Jan. 17 (Bloomberg) -- American Express Co., the biggest credit-card issuer by purchases, rose the most in more than two years after reporting fourth-quarter profit doubled and Sanford C. Bernstein & Co. raised profit estimates.
AmEx climbed 5.5 percent to $92.58 at 10:26 a.m. in New York, the most intraday since November 2011 and the best performer in the 30-company Dow Jones Industrial Average, which rose less than 1 percent. AmEx was the second-best performer in the Dow last year, gaining 58 percent.
Fourth-quarter net income advanced to $1.3 billion, or $1.21 a share, from $637 million, or 56 cents, a year earlier, the New York-based firm said yesterday in a statement. Worldwide card spending increased to $254 billion as revenue climbed 5 percent, the firm said. The lender is benefiting from a pickup in household wealth and consumer confidence that has propelled card purchases.
“AmEx continues to deliver solid billed business, operating leverage and strong credit metrics,” Bernstein’s John McDonald wrote in a research note today. The firm raised its earnings-per-share estimate for 2014 by 10 cents to $5.40 and its 2015 estimate by 15 cents to $6.

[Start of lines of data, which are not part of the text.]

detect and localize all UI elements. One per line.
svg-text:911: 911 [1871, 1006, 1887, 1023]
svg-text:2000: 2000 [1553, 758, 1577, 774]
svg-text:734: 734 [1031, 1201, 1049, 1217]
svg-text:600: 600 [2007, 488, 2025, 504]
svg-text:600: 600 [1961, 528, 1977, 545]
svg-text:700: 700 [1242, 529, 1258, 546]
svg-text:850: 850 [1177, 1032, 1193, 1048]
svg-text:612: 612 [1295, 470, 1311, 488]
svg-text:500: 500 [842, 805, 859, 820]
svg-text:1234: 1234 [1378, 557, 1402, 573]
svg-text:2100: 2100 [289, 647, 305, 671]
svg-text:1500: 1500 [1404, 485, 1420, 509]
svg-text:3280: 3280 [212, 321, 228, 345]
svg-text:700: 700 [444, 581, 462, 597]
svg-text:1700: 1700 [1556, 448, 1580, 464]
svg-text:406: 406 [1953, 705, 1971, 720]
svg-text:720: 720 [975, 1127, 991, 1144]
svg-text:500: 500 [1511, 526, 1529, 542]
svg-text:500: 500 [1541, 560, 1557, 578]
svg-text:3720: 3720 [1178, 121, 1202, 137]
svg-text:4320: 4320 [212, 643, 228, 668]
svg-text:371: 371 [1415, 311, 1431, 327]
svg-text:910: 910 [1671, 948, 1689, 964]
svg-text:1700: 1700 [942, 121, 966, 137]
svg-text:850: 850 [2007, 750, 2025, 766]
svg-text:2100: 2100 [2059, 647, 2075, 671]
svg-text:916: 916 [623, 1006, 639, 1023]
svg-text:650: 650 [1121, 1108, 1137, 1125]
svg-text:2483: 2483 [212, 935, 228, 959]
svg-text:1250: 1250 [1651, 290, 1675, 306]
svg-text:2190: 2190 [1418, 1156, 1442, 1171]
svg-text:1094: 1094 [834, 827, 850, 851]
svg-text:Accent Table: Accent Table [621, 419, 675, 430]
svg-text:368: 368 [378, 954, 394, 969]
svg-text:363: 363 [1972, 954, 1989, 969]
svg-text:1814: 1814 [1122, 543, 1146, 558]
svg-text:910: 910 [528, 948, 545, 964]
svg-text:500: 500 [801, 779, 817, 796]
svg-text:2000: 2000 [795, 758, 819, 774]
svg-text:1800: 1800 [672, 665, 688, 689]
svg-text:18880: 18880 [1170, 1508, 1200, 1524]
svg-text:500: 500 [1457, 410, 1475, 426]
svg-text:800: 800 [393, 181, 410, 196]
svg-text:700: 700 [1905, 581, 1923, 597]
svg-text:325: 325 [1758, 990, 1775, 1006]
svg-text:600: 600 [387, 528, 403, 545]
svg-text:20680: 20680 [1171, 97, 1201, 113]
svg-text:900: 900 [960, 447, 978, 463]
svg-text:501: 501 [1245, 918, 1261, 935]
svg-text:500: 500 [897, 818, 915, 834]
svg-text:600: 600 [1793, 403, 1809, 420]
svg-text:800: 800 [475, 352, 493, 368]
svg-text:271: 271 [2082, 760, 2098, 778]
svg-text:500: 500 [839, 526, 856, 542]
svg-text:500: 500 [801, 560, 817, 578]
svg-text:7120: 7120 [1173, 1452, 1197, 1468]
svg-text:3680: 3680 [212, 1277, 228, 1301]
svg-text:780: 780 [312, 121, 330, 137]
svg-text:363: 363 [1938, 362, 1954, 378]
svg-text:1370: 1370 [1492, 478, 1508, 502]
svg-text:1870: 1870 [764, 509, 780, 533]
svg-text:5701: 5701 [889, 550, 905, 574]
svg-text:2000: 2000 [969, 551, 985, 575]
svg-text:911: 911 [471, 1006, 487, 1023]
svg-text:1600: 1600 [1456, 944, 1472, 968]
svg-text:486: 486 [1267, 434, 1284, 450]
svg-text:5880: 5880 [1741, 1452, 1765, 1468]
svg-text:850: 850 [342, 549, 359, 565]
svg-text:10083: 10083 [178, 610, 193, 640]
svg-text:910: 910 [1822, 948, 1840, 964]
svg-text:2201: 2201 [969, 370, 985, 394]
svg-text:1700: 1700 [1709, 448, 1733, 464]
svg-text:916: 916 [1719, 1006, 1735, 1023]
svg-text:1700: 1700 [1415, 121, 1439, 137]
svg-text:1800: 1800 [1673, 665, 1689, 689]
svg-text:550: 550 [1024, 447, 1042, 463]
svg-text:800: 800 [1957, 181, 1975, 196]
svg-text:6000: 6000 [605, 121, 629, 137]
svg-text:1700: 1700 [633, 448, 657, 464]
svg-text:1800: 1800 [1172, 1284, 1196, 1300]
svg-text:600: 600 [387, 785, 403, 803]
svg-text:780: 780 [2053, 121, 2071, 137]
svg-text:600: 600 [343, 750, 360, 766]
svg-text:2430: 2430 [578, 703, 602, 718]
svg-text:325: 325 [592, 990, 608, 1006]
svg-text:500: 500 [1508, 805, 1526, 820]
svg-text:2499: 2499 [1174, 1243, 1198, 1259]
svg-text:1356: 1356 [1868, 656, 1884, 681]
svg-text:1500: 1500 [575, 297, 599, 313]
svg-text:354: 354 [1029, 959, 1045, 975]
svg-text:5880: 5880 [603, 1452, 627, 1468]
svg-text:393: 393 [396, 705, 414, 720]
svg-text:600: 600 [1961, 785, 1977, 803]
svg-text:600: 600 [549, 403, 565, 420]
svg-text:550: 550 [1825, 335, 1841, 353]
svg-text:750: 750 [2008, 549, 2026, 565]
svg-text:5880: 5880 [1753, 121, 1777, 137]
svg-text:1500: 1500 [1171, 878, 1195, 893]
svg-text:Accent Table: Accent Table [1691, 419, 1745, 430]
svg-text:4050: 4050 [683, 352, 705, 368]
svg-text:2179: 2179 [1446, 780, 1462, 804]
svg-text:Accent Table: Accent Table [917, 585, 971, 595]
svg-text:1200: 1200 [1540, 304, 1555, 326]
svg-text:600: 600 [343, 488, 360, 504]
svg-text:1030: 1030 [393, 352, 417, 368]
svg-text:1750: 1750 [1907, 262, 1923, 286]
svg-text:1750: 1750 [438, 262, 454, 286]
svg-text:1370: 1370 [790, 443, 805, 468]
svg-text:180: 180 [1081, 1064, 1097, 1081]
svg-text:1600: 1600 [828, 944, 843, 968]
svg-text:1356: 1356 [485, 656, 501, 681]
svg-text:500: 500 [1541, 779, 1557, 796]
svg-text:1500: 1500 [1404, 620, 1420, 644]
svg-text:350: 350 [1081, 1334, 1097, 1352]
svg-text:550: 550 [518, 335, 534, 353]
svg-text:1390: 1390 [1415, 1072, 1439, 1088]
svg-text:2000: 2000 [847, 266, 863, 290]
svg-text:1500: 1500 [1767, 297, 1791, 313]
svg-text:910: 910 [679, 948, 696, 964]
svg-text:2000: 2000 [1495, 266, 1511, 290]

Capital One Financial Corp., the McLean, Virginia-based credit-card lender, declined 4 percent, the biggest intraday drop in a year, after reporting fourth-quarter profit missed some estimates and amid higher expenses.
“Loan growth and NIM remain constrained and revenue guidance was reduced, so share buybacks and expense management remain key to achieving estimates,” Jason Arnold, an analyst with RBC Capital Markets, said today in a note. NIM, or net interest margin, is the difference between what a bank pays for deposits and charges for loans.